Pria itu menarik baju Maehwa, mengangkat dan memindahkannya ke belakang seperti mengangkat tupai. "Kalau sudah selesai lekas pergi ke aula, Nak. Sering-seringlah makan. Kamu ringan sekali. Kamu tidak bisa menjadi idol dengan tubuh kurus begitu."

[AHAHAHAHA!!! Dia baru saja mengangkatmu dengan satu tangan! Tangan kiri pula!]

"Dia pikir aku bocah SMA?! Dia siapa sih??"

[Sepertinya dia petugas keamanan baru yang direkrut Direktur Je Wool. Yang kemarin suka malas-malasan, makanya diganti.]

"Aku tidak mau bertemu lagi dengannya. Dia seperti beruang," dengus Maehwa merapikan bajunya yang kusut oleh genggaman pria itu. "Kupikir dia akan membantingku."

Sebaiknya Maehwa kembali ke aula...

Saat Maehwa berbalik, di depan lorong, ada sosok Jun-oh tengah menundukkan kepala. Sialan! Tiba-tiba muncul begitu. Apa dia mau mengubah genrenya jadi horor kali ini?!

"Maehwa, aku minta maaf-"

"Tetap di tempatmu. Jangan mendekat."

"Ah..." Benar juga. Siang itu Jun-oh juga membentaknya dengan kalimat yang sama. Yah, dia pantas menerimanya.

"Kalau kamu mendekat, kamu bisa mengubah genre cerita ini jadi BL. Dengar ya Jun-oh, aku pria normal dan masih menyukai wanita. Buktinya aku pengen diinjak Arlecchino. Kalau mau belok jadi pelangi, cari orang lain sana. Atau kamu bisa jadi idol saja di Thailand."

[Kamu bisa bikin orang-orang salah paham!]

"Arlecchino...? Karakter game?"

"OHO! KAMU MENGETAHUINYA?!" Malah Maehwa yang inisiatif mendekatkan Jun-oh lebih dulu, memegang bahunya dengan mata berbinar-binar. "Bukankah dia sangat menakjubkan?! Nanti malam setelah briefing dari Yihyun, aku mau langsung gas main ah~"

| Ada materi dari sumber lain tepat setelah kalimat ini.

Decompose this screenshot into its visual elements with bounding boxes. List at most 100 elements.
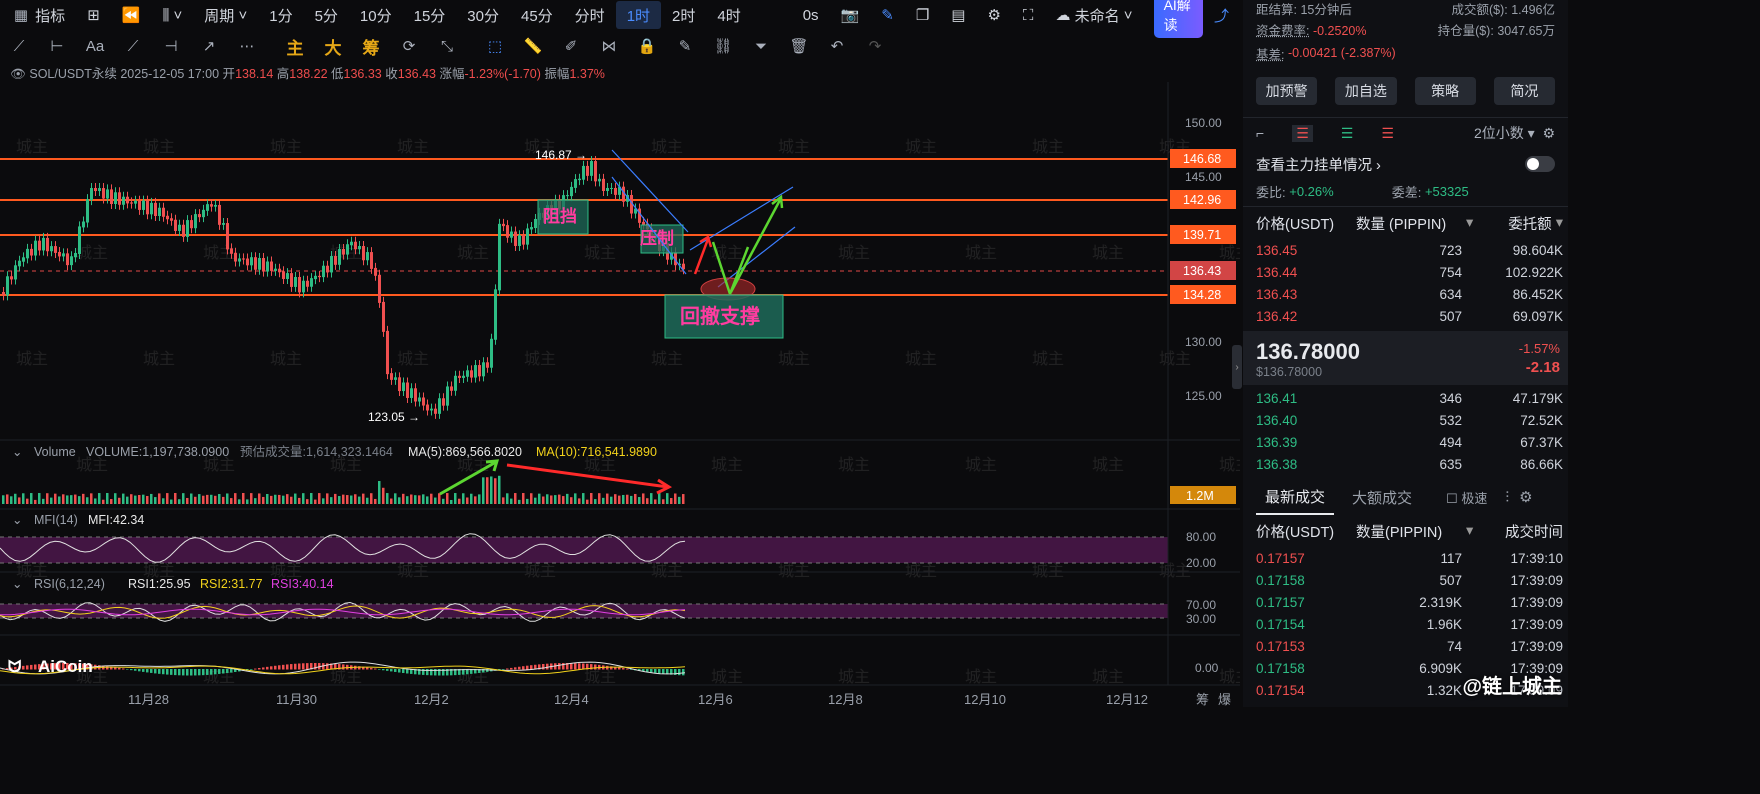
magnet-icon[interactable]: ⋈	[590, 33, 628, 59]
candle-body	[410, 388, 413, 398]
last-change: -2.18	[1525, 359, 1560, 376]
settings-icon[interactable]: ⚙	[1542, 125, 1555, 141]
interval-tab[interactable]: 分时	[564, 1, 616, 29]
window-icon[interactable]: ❐	[905, 1, 940, 29]
orderbook-asks-icon[interactable]: ☰	[1381, 125, 1394, 142]
chips-tool-button[interactable]: 筹	[352, 33, 390, 59]
template-icon[interactable]: ▤	[940, 1, 976, 29]
cursor-icon[interactable]: ⬚	[476, 33, 514, 59]
price-chart[interactable]: 城主城主城主城主城主城主城主城主城主城主城主城主城主城主城主城主城主城主城主城主…	[0, 82, 1240, 707]
camera-icon[interactable]: 📷	[830, 1, 871, 29]
interval-tab[interactable]: 5分	[304, 1, 349, 29]
pressure-box[interactable]: 压制	[640, 224, 684, 254]
hline-icon[interactable]: ⊢	[38, 33, 76, 59]
candle-type-icon[interactable]: ⫼ ˅	[151, 1, 193, 29]
candle-body	[242, 258, 245, 260]
layout-name-dropdown[interactable]: ☁ 未命名 ˅	[1044, 1, 1143, 29]
ray-icon[interactable]: ⟋	[114, 33, 152, 59]
redo-icon[interactable]: ↷	[856, 33, 894, 59]
tab-large-trades[interactable]: 大额成交	[1352, 487, 1412, 508]
trash-icon[interactable]: 🗑	[780, 33, 818, 59]
main-tool-button[interactable]: 主	[276, 33, 314, 59]
interval-tab[interactable]: 4时	[706, 1, 751, 29]
interval-tab[interactable]: 15分	[403, 1, 457, 29]
text-icon[interactable]: Aa	[76, 33, 114, 59]
support-box[interactable]: 回撤支撑	[664, 294, 784, 339]
ruler-icon[interactable]: 📏	[514, 33, 552, 59]
horizontal-ray-icon[interactable]: ⊣	[152, 33, 190, 59]
order-row[interactable]: 136.41 346 47.179K	[1243, 387, 1568, 409]
order-row[interactable]: 136.40 532 72.52K	[1243, 409, 1568, 431]
panel-button[interactable]: 简况	[1493, 77, 1555, 105]
panel-button[interactable]: 策略	[1414, 77, 1476, 105]
panel-button[interactable]: 加自选	[1335, 77, 1397, 105]
period-dropdown[interactable]: 周期 ˅	[193, 1, 258, 29]
filter-icon[interactable]: ⏷	[742, 33, 780, 59]
orderbook-bids-icon[interactable]: ☰	[1341, 125, 1354, 142]
panel-button[interactable]: 加预警	[1256, 77, 1318, 105]
macd-bar	[274, 665, 277, 670]
interval-tab[interactable]: 2时	[661, 1, 706, 29]
chips-axis-button[interactable]: 筹	[1196, 692, 1209, 707]
trade-row[interactable]: 0.17157 117 17:39:10	[1243, 547, 1568, 569]
trade-row[interactable]: 0.17154 1.96K 17:39:09	[1243, 613, 1568, 635]
order-row[interactable]: 136.39 494 67.37K	[1243, 431, 1568, 453]
watermark: 城主	[1219, 244, 1240, 262]
settings-icon[interactable]: ⚙	[1519, 488, 1532, 506]
order-row[interactable]: 136.42 507 69.097K	[1243, 305, 1568, 327]
layout-icon[interactable]: ⊞	[76, 1, 111, 29]
trade-row[interactable]: 0.17158 507 17:39:09	[1243, 569, 1568, 591]
liq-axis-button[interactable]: 爆	[1218, 692, 1231, 707]
brush-icon[interactable]: ✐	[552, 33, 590, 59]
trade-row[interactable]: 0.17153 74 17:39:09	[1243, 635, 1568, 657]
big-tool-button[interactable]: 大	[314, 33, 352, 59]
settings-icon[interactable]: ⚙	[976, 1, 1011, 29]
order-row[interactable]: 136.38 635 86.66K	[1243, 453, 1568, 475]
macd-bar	[198, 669, 201, 676]
interval-tab[interactable]: 30分	[456, 1, 510, 29]
os-button[interactable]: 0s	[792, 1, 830, 29]
interval-tab[interactable]: 1分	[258, 1, 303, 29]
chat-icon[interactable]: ⌐	[1256, 125, 1264, 142]
view-main-orders-link[interactable]: 查看主力挂单情况 ›	[1256, 154, 1381, 175]
volume-bar	[318, 493, 321, 504]
pen-icon[interactable]: ✎	[870, 1, 905, 29]
order-row[interactable]: 136.44 754 102.922K	[1243, 261, 1568, 283]
tab-latest-trades[interactable]: 最新成交	[1256, 480, 1335, 515]
indicator-button[interactable]: ▦ 指标	[0, 1, 76, 29]
measure-icon[interactable]: ⤡	[428, 33, 466, 59]
eye-icon[interactable]: 👁	[10, 67, 26, 81]
undo-icon[interactable]: ↶	[818, 33, 856, 59]
filter-icon[interactable]: ⫶	[1505, 489, 1509, 506]
resist-box[interactable]: 阻挡	[537, 199, 589, 235]
main-orders-toggle[interactable]	[1525, 156, 1555, 172]
share-icon[interactable]: ⤴	[1203, 1, 1240, 29]
candle-body	[382, 301, 385, 332]
macd-bar	[290, 664, 293, 670]
orderbook-both-icon[interactable]: ☰	[1292, 124, 1313, 142]
interval-tab[interactable]: 10分	[349, 1, 403, 29]
arrow-red-up[interactable]	[693, 238, 710, 275]
refresh-icon[interactable]: ⟳	[390, 33, 428, 59]
fast-checkbox[interactable]: ☐ 极速	[1446, 488, 1487, 507]
edit-icon[interactable]: ✎	[666, 33, 704, 59]
link-icon[interactable]: ⛓	[704, 33, 742, 59]
trade-row[interactable]: 0.17157 2.319K 17:39:09	[1243, 591, 1568, 613]
interval-tab[interactable]: 45分	[510, 1, 564, 29]
trendline-icon[interactable]: ⟋	[0, 33, 38, 59]
candle-body	[10, 276, 13, 280]
rewind-icon[interactable]: ⏪	[111, 1, 152, 29]
candle-body	[474, 365, 477, 378]
fullscreen-icon[interactable]: ⛶	[1012, 1, 1045, 29]
candle-body	[438, 398, 441, 414]
panel-splitter[interactable]: ›	[1232, 345, 1242, 389]
decimals-dropdown[interactable]: 2位小数 ▾ ⚙	[1474, 123, 1555, 143]
volume-bar	[658, 493, 661, 504]
volume-bar	[342, 494, 345, 504]
arrow-line-icon[interactable]: ↗	[190, 33, 228, 59]
lock-icon[interactable]: 🔒	[628, 33, 666, 59]
order-row[interactable]: 136.43 634 86.452K	[1243, 283, 1568, 305]
interval-tab[interactable]: 1时	[615, 1, 662, 29]
order-row[interactable]: 136.45 723 98.604K	[1243, 239, 1568, 261]
more-icon[interactable]: ⋯	[228, 33, 266, 59]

Danyi menepuk dahi. Kenapa setiap berurusan dengan game, pria ini selalu hilang akal?!

"Maehwa, mari serius sebentar. Aku sungguh mau minta maaf. Seharusnya aku tidak membiarkan sepupu sialanku itu sembarangan mempublikasikan video Dong-Moon. Aku juga minta maaf sudah bicara kasar padamu."

"Sudahlah, tidak usah dipikirkan lagi. Lagi pula aku yang harusnya berterima kasih padamu."

Kalau Dong-Moon tidak melukainya, Maehwa takkan tahu menahu tentang kebenaran kedua. Ini membuat Maehwa sadar... apa mungkin jendela masa lalu kematian Im Rae bisa muncul kalau dipicu oleh kematian juga? Maehwa harus berada di posisi nyaris mati.

[Aku tahu apa yang kamu pikirkan. Tidak usah macam-macam ingin mencoba bunuh diri lagi. GM takkan membiarkanmu melakukannya.]

Cih, ketahuan ya?

"Maehwa kamu..." Jun-oh menutup mulut. "Kamu ternyata seorang masokis?!"

Sebuah bogeman mendarat di pipi Jun-oh.

"Kamu mau minta maaf atau cari masalah baru? Ayo bangun!" Maehwa melemaskan lengan. "Waktu kamu menepis tanganku, kamu pikir itu tidak sakit? Akan kubalas dua kali lipat karena aku orangnya pendendam."

"T-tunggu, Maehwa. Aku memang mau mengajakmu baikan, tapi tidak seekstrim ini—"

"Pria itu mainnya tinju. Bukan mulut."

BUGHHH!!!!

***TBC***

A/N. Selamat datang di New Arc! Seperti yang kukatakan lampau lalu, di Misi Produksi ini Maehwa punya dua masalah. Tapi aku dapat ide dadakan jadi kutambah satu lagi. Yaitu...,

Song Kyo Rim & Rahasianya. Terima Kasih, Nona Kimi. Tuduhan Dokter Lema.

Aneh memang. Terkadang ideku lancar jaya, terkadang mentok + buntu berhari-hari membuatku kesal berkepanjangan.